Hemingway even invented a Death in the Afternoon cocktail for a 1935 celebrity drinks book: “Pour one jigger absinthe into a Champagne glass. Add iced Champagne until it attains the proper opalescent milkiness. Drink three to five of these slowly."
In the late 20th Century, absinthe became a decadent reference point among a new generation of writers based in latter-day Bohemian outposts like San Francisco and New Orleans.
"The absinthe cauterized my throat with its flavor, part pepper, part licorice, part rot,” wrote precocious New Orleans horror writer Poppy Z Brite in a 1989 story, His Mouth Will Taste of Wormwood. The narrator and his boyfriend, jaded grave robbers, have found more than fifty bottles of the now-outlawed liquor, sealed up in a New Orleans family tomb. By the end, the narrator is fantasising about his first bitter kiss of the spirit from beyond the grave.
Still seeing green
Today’s absinthe is a “tongue-numbing drink” that “sharpens the senses,” says Lance Winters, master distiller and proprietor at St George Spirits, which offered the first legal absinthe in the US in late 2007.

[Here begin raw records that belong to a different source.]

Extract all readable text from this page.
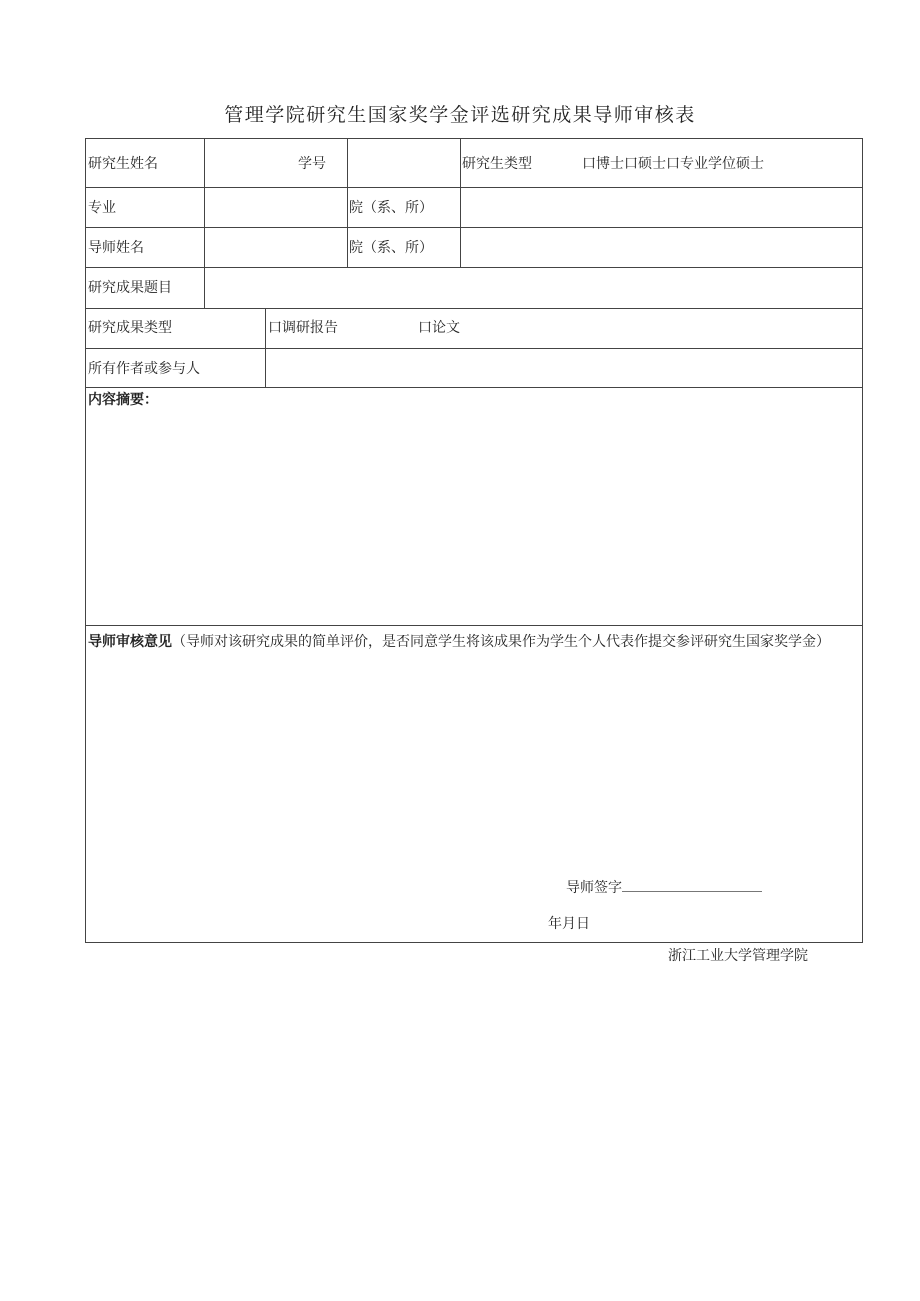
管理学院研究生国家奖学金评选研究成果导师审核表
研究生姓名	学号	研究生类型	口博士口硕士口专业学位硕士
专业	院（系、所）
导师姓名	院（系、所）
研究成果题目
研究成果类型	口调研报告	口论文
所有作者或参与人
内容摘要：
导师审核意见（导师对该研究成果的简单评价，是否同意学生将该成果作为学生个人代表作提交参评研究生国家奖学金）
导师签字
年月日
浙江工业大学管理学院
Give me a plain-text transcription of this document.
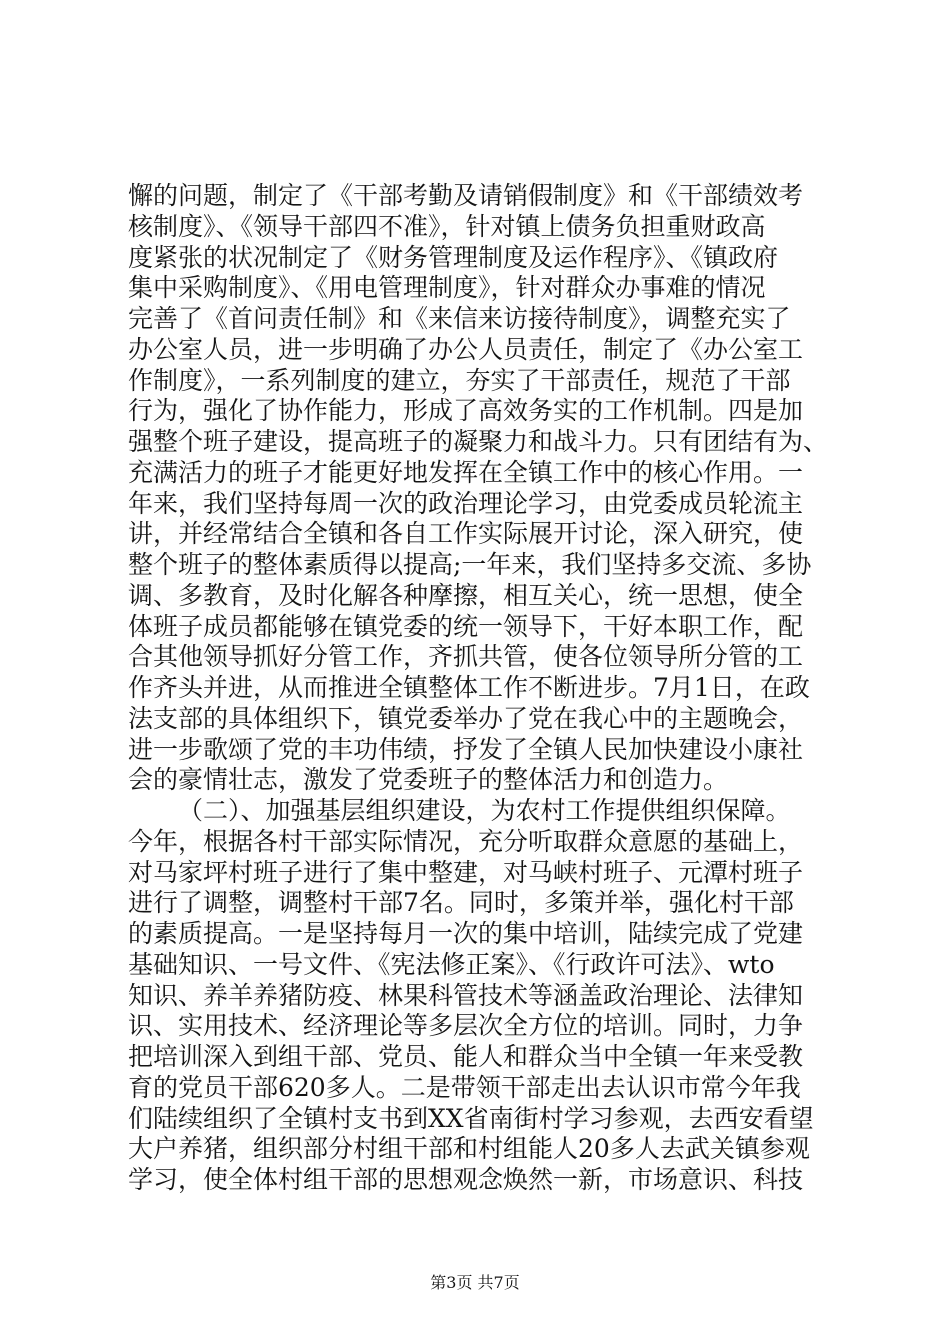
懈的问题，制定了《干部考勤及请销假制度》和《干部绩效考
核制度》、《领导干部四不准》，针对镇上债务负担重财政高
度紧张的状况制定了《财务管理制度及运作程序》、《镇政府
集中采购制度》、《用电管理制度》，针对群众办事难的情况
完善了《首问责任制》和《来信来访接待制度》，调整充实了
办公室人员，进一步明确了办公人员责任，制定了《办公室工
作制度》，一系列制度的建立，夯实了干部责任，规范了干部
行为，强化了协作能力，形成了高效务实的工作机制。四是加
强整个班子建设，提高班子的凝聚力和战斗力。只有团结有为、
充满活力的班子才能更好地发挥在全镇工作中的核心作用。一
年来，我们坚持每周一次的政治理论学习，由党委成员轮流主
讲，并经常结合全镇和各自工作实际展开讨论，深入研究，使
整个班子的整体素质得以提高;一年来，我们坚持多交流、多协
调、多教育，及时化解各种摩擦，相互关心，统一思想，使全
体班子成员都能够在镇党委的统一领导下，干好本职工作，配
合其他领导抓好分管工作，齐抓共管，使各位领导所分管的工
作齐头并进，从而推进全镇整体工作不断进步。7月1日，在政
法支部的具体组织下，镇党委举办了党在我心中的主题晚会，
进一步歌颂了党的丰功伟绩，抒发了全镇人民加快建设小康社
会的豪情壮志，激发了党委班子的整体活力和创造力。
（二）、加强基层组织建设，为农村工作提供组织保障。
今年，根据各村干部实际情况，充分听取群众意愿的基础上，
对马家坪村班子进行了集中整建，对马峡村班子、元潭村班子
进行了调整，调整村干部7名。同时，多策并举，强化村干部
的素质提高。一是坚持每月一次的集中培训，陆续完成了党建
基础知识、一号文件、《宪法修正案》、《行政许可法》、wto
知识、养羊养猪防疫、林果科管技术等涵盖政治理论、法律知
识、实用技术、经济理论等多层次全方位的培训。同时，力争
把培训深入到组干部、党员、能人和群众当中全镇一年来受教
育的党员干部620多人。二是带领干部走出去认识市常今年我
们陆续组织了全镇村支书到XX省南街村学习参观，去西安看望
大户养猪，组织部分村组干部和村组能人20多人去武关镇参观
学习，使全体村组干部的思想观念焕然一新，市场意识、科技
第3页 共7页
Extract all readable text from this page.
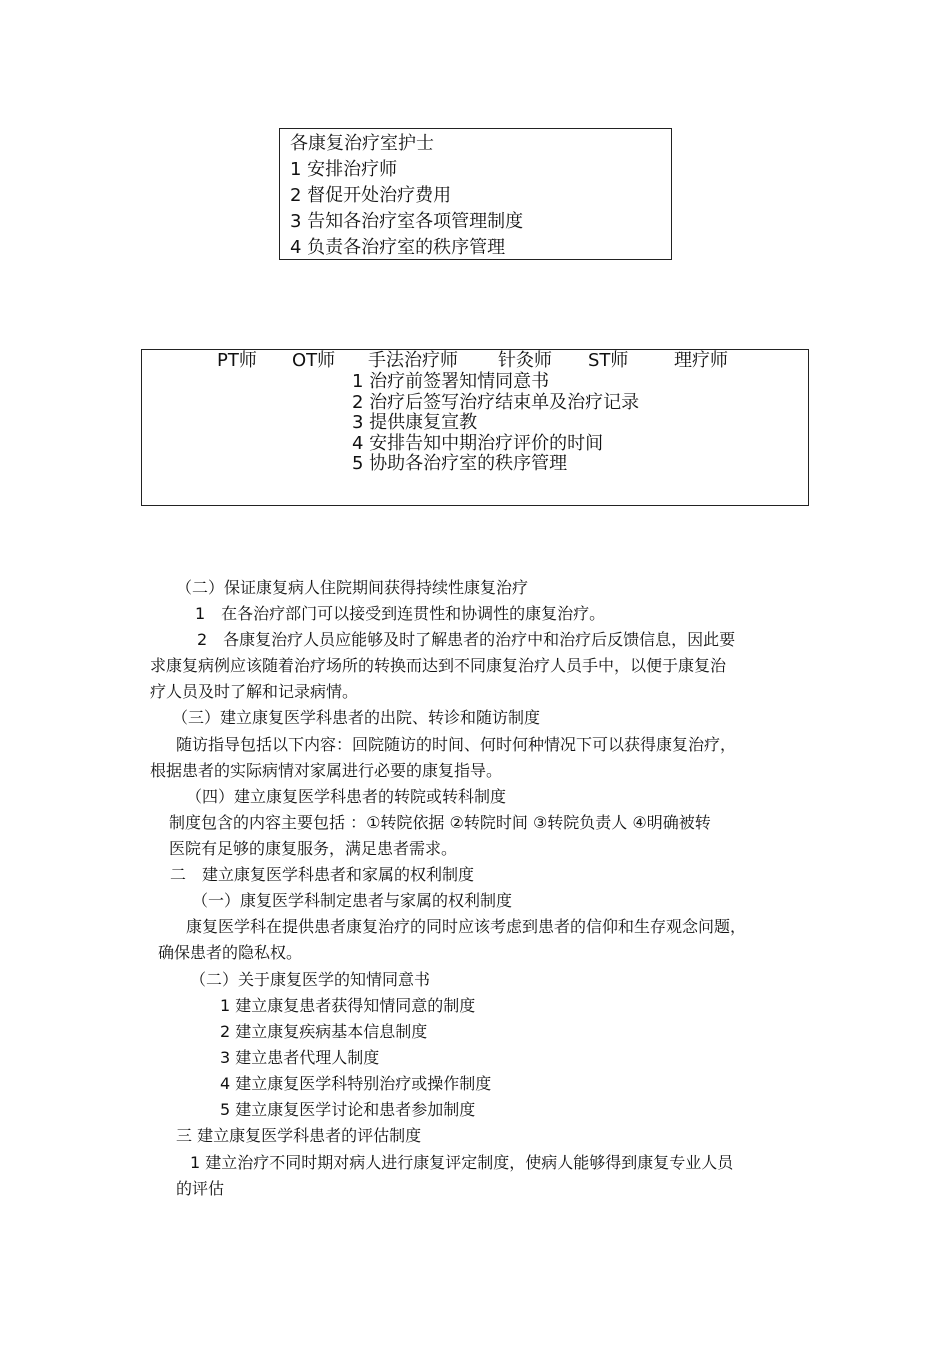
各康复治疗室护士
1 安排治疗师
2 督促开处治疗费用
3 告知各治疗室各项管理制度
4 负责各治疗室的秩序管理
PT师 OT师 手法治疗师 针灸师 ST师	理疗师
1 治疗前签署知情同意书
2 治疗后签写治疗结束单及治疗记录
3 提供康复宣教
4 安排告知中期治疗评价的时间
5 协助各治疗室的秩序管理
（二）保证康复病人住院期间获得持续性康复治疗
1　在各治疗部门可以接受到连贯性和协调性的康复治疗。
2　各康复治疗人员应能够及时了解患者的治疗中和治疗后反馈信息，因此要
求康复病例应该随着治疗场所的转换而达到不同康复治疗人员手中，以便于康复治
疗人员及时了解和记录病情。
（三）建立康复医学科患者的出院、转诊和随访制度
随访指导包括以下内容：回院随访的时间、何时何种情况下可以获得康复治疗，
根据患者的实际病情对家属进行必要的康复指导。
（四）建立康复医学科患者的转院或转科制度
制度包含的内容主要包括 ：①转院依据 ②转院时间 ③转院负责人 ④明确被转
医院有足够的康复服务，满足患者需求。
二　建立康复医学科患者和家属的权利制度
（一）康复医学科制定患者与家属的权利制度
康复医学科在提供患者康复治疗的同时应该考虑到患者的信仰和生存观念问题，
确保患者的隐私权。
（二）关于康复医学的知情同意书
1 建立康复患者获得知情同意的制度
2 建立康复疾病基本信息制度
3 建立患者代理人制度
4 建立康复医学科特别治疗或操作制度
5 建立康复医学讨论和患者参加制度
三 建立康复医学科患者的评估制度
1 建立治疗不同时期对病人进行康复评定制度，使病人能够得到康复专业人员
的评估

“To my mind, absinthe imparts an air of the mystic, a touch of the supernatural – qualities I like in a drink now and again,” says Rosie Schaap, drinks columnist for The New York Times. She recommends “deploying the stuff with a light hand.” Her contemporary absinthe cocktails include the Fascinator – two parts gin, one part dry vermouth, two dashes of absinthe and one mint leaf.
In today’s literary circles, absinthe is more an amusement than a muse – showing up as a hipster cocktail at themed book-launch parties. Now widely available, in versions from the recently-made to the $10,000 a bottle vintage Pernod Fils, the drink seems just another popular culture reference, showing up in a Mad Men episode, as a Marilyn Manson-endorsed signature brand, Mansinthe, and inspiring innumerable drinks recipes, many of which use absinthe as a rinse, not a serious ingredient. You can even buy absinthe dilution apps for your smartphone.
Like the splash added to a cocktail, a literary reference to absinthe today adds a whiff of atmosphere, a reminder of the provocative and form-fracturing writers of the Belle Époque – and that a spirit can indeed inspire.